The talk will go on to outline two other original recent projects which are also related to the application of NLP beyond academia. First, a project, whose objective is to develop next-generation translation memory tools for translators and, in the near future, for interpreters, will be briefly presented. Finally, an original methodology and system will be outlined which helps users with autism to read and better understand texts.

DR. SUJITH RAVI (GOOGLE)

Posted by Svetlozara Lesseva On September 23rd, 2017

Short bio

Dr. Sujith Ravi, a Staff Research Scientist and Manager at Google, leads the company’s large-scale graph-based machine learning platform that powers natural language understanding and image recognition for products used by millions of people everyday in Search, Gmail, Photos, Android, YouTube, and Allo. The machine learning technology enables features such as Smart Reply that automatically suggests replies to incoming e-mails or chat messages in Inbox and Allo; Photos that searches for anything, from “hugs” to “dogs,” with the latest image recognition system; and smart messaging directly from Android Wear smartwatches powered by on-device machine learning.

Dr. Ravi has authored more than 50 scientific publications and patents in top-tier machine learning and natural language processing conferences, and his work won the ACM SIGKDD Best Research Paper Award in 2014. He organizes machine learning symposia/workshops and regularly serves as Area Chair and PC of top-tier machine learning and natural language processing conferences.

Talk abstract

Neural Graph Learning

Recent machine learning advances have enabled us to build intelligent systems that understand semantics from speech, natural language text and images. While great progress has been made in many AI fields, building scalable intelligent systems from “scratch” still remains a daunting challenge for many applications.To overcome this, we exploit the power of graph algorithms since they offer a simple elegant way to express different types of relationships observed in data and can concisely encode structure underlying a problem. In this talk I will focus on “How can we combine the flexibility of graphs with the power of machine learning?”
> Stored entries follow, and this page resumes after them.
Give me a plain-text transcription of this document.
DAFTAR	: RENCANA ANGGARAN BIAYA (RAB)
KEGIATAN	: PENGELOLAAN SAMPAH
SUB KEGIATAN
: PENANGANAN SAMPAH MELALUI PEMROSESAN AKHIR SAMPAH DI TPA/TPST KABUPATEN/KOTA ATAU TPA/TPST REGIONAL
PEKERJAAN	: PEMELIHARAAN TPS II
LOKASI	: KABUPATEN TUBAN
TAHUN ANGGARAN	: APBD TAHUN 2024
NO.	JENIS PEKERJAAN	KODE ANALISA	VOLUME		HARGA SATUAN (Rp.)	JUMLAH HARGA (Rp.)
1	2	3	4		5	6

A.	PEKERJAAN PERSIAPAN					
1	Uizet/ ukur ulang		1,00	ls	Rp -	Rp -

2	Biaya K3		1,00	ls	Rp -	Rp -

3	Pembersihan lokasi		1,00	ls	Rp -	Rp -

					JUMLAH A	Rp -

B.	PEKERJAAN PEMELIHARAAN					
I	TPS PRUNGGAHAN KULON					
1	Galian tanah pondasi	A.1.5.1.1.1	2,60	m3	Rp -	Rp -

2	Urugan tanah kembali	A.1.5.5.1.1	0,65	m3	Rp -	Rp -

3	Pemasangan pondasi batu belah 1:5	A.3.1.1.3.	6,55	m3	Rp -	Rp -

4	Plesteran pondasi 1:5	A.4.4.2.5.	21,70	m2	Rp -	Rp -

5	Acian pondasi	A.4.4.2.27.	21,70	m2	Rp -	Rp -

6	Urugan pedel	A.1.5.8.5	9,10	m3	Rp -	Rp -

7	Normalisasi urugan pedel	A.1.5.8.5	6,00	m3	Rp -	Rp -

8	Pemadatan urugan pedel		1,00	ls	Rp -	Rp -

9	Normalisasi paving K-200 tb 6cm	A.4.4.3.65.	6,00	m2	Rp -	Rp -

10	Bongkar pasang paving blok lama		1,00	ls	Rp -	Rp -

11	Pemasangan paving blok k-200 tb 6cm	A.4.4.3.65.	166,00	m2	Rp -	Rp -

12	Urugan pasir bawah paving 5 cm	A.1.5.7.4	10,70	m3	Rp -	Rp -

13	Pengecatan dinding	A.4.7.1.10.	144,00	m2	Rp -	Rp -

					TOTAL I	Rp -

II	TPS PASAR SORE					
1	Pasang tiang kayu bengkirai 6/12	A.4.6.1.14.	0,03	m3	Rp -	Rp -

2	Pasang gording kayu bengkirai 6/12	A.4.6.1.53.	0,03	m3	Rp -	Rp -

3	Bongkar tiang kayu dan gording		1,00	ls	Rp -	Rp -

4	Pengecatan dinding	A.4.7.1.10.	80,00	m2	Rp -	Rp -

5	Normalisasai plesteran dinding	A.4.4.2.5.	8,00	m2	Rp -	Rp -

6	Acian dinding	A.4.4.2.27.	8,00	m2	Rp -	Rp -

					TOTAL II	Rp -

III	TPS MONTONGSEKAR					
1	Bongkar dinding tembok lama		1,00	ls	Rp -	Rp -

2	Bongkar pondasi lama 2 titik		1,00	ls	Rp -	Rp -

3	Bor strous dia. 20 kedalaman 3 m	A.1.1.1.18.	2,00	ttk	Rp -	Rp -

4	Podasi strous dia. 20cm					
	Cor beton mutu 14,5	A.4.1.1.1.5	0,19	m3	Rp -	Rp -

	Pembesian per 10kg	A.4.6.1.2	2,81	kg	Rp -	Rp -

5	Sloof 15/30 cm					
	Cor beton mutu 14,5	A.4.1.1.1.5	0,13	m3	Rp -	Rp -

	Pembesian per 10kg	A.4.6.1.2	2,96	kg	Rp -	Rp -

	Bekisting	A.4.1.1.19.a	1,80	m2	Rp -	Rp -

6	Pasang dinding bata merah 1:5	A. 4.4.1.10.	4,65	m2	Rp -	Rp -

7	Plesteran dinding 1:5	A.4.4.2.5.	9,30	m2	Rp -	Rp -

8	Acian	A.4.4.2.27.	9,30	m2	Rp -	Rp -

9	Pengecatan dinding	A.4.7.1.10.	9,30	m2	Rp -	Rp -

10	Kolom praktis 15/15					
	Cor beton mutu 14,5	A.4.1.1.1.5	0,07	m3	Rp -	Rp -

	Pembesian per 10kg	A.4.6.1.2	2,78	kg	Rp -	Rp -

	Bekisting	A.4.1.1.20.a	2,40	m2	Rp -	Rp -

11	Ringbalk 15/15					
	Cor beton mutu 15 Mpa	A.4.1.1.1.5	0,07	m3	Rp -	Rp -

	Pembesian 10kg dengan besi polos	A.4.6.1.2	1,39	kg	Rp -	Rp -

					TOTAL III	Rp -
I will describe how we address these challenges and design efficient algorithms by employing graph-based machine learning as a computing mechanism to solve real-world prediction tasks. Our graph-based machine learning framework can operate at large scale and easily handle massive graphs (containing billions of vertices and trillions of edges) and make predictions over billions of output labels while achieving O(1) space complexity per vertex. In particular, we combine graph learning with deep neural networks to power a number of machine intelligence applications, including Smart Reply, image recognition and video summarization to tackle complex language understanding and computer vision problems. l will also introduce some of our latest research and share results on “neural graph learning”, a new joint optimization framework for combining graph learning with deep neural network models.